Tales is littered with such standout moments. One, however, stands above the rest in the album’s final song, a duet with H.E.R. on “Girl Like Me.” Is it a cause for grief that Sullivan chose to end the album with a song on which both she and her collaborator question their self-worth? But in a way, it’s perfect. The album didn’t need an emotionally rectifying moment to end with because the 14-track odyssey is a reflection of life. We don’t have it all figured out. We go through a number of emotions on any given day. And some days end with a come-to-God moment when we ask ourselves, “What the hell am I doing wrong?”
Listen how Sullivan belts out lines such as, “What you asked I would’ve given/It ain’t right how these hoes be winning,” or how she all but screams from the top of her lungs, “‘Cause y’all n—as be taking us there.” Or the way H.E.R. confesses that maybe she should look like a stripper since that’s what her ex can’t seem to get enough of or the emotional defeat when she says, “I can’t do this good girl s— no more.” Those aren’t just lyrics. They’re survival mandates.
They lived those lyrics and these are the scars. As a man, it brought me back to something Tupac Shakur once said about how Black men “be ridin’ hard on our sisters [and] we don’t be knowing the pain we be causing.” Conducting an honest assessment of ourselves as men, we have to ask ourselves, does some woman from our past think of us when they hear this song? More importantly, what have we done to mature?
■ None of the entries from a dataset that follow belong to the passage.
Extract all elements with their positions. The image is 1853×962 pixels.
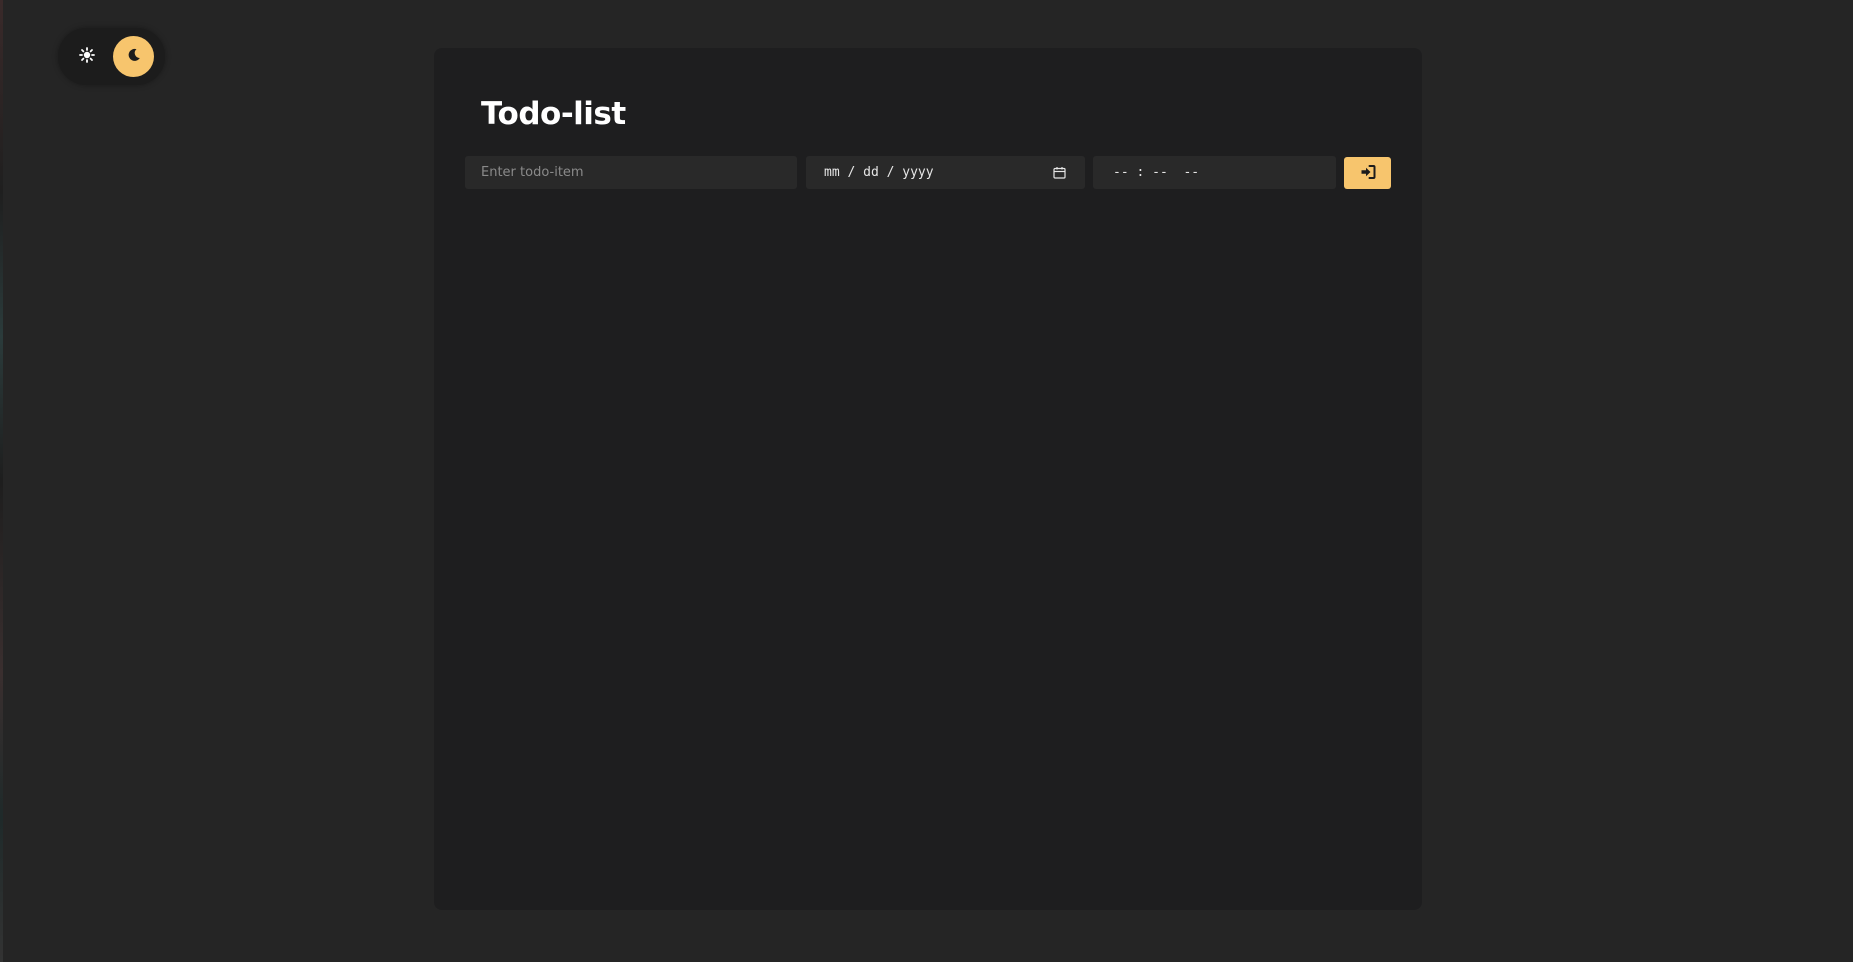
time-input[interactable]: -- : -- -- [1093, 156, 1336, 189]
window-edge [0, 0, 3, 962]
sun-icon [79, 47, 95, 67]
sign-in-icon [1360, 164, 1376, 182]
calendar-icon[interactable] [1051, 165, 1067, 181]
page-title: Todo-list [481, 96, 626, 132]
date-input-text: mm / dd / yyyy [824, 165, 934, 180]
light-mode-button[interactable] [72, 42, 102, 72]
add-todo-form: mm / dd / yyyy -- : -- -- [465, 156, 1391, 189]
time-input-text: -- : -- -- [1113, 165, 1200, 180]
todo-list [465, 208, 1391, 868]
todo-input[interactable] [465, 156, 797, 189]
date-input[interactable]: mm / dd / yyyy [806, 156, 1085, 189]
theme-toggle[interactable] [58, 28, 165, 85]
add-todo-button[interactable] [1344, 157, 1391, 189]
todo-card: Todo-list mm / dd / yyyy -- : -- -- [434, 48, 1422, 910]
moon-icon [126, 47, 142, 67]
dark-mode-button[interactable] [113, 36, 154, 77]
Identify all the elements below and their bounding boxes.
At any moment, all of us have questions swirling in our heads. Some we can answer for ourselves. For others, it’s about letting life do what life does and let it unfold on its own. Heaux Tales isn’t just an escape for Black women. It’s also a musical testament for Black women to be their most honest, vulnerable and transparent selves in a society that’s never shown them their deserving deference.
That is, of course, what group chats are for. Feeling comfortable to be the truest version of yourself should always be the end goal.